MORALITAS PENDIDIKAN DALAM TRANSFORMASI SOSIAL


 
A. Pendahuluan
Pendidikan, adalah suatu usaha disengaja yang diperuntukan bagi upaya mengantarkan anak didik untuk menuju pada tingkat atau taraf tertentu, baik moral maupun intelektual.  Maka sarana yang ingin dicapai suatu proses didik tidak akan pernah beranjak dari konsep dasar yang disebut dengan “transfer of values”  dan  “transfer of knowledge”.  Sebagai aspek pokok, maka kedua hal tersebut senantiasa bertaut dalam mempertemukan antara fungsi dan tujuan pendidikan.
Dengan demikian dan sesuai pula dengan cirri pendidikan kita, maka pembangunan dapat lebih diarahkan pada target tertentu, karena kita memiliku human capital  yang dapat menjalankan dan memenuhi amanah bangsa.  Di bagian lain, sebagaimana yang digaribawahi Mochtar Buchari [1994:viii], pendidikan akan menjadi sarana yang baik bagi pembangunan dan pendidikan sekaligus menjadi sarana pembangunan itu sendiri.
Dalam konteks tersebut, maka pendidikan cenderung pada suatu yang bersifat basic yaitu tidak semata-mata hanya berorientasi pada cita-cita intellectual oriented  saja, yang hanya menjadikan seseorang cerdas, tapi melupakan nilai-nilai ketuhanan, individual, dan juga nilai-nilai sosial.
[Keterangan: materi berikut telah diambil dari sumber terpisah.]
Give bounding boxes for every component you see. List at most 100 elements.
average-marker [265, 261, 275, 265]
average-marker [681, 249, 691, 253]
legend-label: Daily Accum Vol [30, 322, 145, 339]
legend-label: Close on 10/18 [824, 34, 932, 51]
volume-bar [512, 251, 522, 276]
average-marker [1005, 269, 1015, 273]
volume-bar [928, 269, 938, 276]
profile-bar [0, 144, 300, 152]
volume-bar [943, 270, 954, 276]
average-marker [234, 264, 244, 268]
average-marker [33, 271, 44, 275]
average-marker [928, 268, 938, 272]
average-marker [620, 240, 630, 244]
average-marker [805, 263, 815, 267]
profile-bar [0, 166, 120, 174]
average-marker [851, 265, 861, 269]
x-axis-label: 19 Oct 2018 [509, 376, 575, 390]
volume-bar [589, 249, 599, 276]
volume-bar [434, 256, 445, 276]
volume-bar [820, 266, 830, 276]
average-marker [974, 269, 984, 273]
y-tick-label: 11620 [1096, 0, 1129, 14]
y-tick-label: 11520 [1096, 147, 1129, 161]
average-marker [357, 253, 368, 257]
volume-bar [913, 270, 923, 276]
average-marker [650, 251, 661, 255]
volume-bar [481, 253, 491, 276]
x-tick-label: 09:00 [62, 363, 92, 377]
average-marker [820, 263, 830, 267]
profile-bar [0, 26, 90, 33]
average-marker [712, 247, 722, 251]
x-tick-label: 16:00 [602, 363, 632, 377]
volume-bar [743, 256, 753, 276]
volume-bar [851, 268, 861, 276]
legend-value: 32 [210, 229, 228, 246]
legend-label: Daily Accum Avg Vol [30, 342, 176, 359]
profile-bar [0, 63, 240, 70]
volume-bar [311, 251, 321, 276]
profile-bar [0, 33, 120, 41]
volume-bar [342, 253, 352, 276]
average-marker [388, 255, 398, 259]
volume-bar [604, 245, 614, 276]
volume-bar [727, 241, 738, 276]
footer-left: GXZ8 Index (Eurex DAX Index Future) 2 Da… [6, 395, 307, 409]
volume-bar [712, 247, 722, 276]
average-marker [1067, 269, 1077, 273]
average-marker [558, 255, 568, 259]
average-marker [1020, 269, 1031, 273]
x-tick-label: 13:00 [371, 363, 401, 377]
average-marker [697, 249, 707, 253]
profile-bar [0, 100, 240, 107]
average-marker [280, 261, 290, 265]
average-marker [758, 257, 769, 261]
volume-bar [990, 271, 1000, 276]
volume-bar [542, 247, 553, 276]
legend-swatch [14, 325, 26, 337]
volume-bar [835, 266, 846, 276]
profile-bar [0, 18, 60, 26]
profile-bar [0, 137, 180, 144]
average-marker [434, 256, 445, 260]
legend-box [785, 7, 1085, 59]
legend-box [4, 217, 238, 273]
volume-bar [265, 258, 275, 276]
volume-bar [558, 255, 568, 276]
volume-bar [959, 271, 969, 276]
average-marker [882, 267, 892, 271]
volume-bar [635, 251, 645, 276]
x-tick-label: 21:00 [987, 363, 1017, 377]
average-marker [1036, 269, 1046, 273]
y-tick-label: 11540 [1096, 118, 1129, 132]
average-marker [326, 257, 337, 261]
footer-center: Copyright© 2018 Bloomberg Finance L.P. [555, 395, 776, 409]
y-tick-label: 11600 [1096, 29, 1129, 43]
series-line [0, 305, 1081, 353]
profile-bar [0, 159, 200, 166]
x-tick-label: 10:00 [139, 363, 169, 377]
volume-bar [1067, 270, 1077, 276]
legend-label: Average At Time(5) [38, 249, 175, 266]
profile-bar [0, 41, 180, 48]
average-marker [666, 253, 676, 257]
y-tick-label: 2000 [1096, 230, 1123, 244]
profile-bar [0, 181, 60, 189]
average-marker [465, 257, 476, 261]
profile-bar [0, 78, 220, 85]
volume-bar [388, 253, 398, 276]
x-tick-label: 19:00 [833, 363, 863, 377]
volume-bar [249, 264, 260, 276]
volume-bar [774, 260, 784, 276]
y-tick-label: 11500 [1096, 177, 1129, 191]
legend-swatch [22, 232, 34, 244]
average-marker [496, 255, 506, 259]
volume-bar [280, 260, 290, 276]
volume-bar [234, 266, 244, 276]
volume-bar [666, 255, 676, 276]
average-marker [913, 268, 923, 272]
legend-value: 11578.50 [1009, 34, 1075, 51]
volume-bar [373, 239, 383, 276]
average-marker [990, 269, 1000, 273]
Artinya, proses pendidikan di samping akan menuntut dan memancing potensi intelektual seseorang, juga menghidupkan focus pada mempertahankan unsure manusiawi dalam dirinya dengan landasan etika, estetika, dan logika  dalam kehidupannya.
Disini kita memang menangkap betapa konservatifnya system pendidikan, karena hanya ingin bertahan pada posisi basic peran, fungsi, dan tujuannya, sesuai schooling system  yang kita anut. Untuk itu, pendidikan tidak dapat dijebak pada langkah-langkah praktis, atau apalagi pragmatis.

B. Alat Mobilitas Sosial
Penerapan etika konsistensi dalam perwujudan idealisasi keharusan pada suatu proses pendidikan, mestinya tidak akan mempertentangkan kita dengan segala sesuatu yang berlawanan dengan konsep dasar tersebut. Namun karena hal ini seringkali terabaikan, maka kita harus berkali-kali pula meneriakkan bahwa pendidikan tidak menyetujui adanya unsure praktis-pragmatis di dalamnya. Akibatnya, disadari atau tidak, kekhidmatan kita terhadap konsep ideal pendidikan menjadi sangat berkurang, dan bahkan sekaligus menjebaknya dalam suatu keharusan yang sesungguhnya bukan tanggungjawab pendidikan.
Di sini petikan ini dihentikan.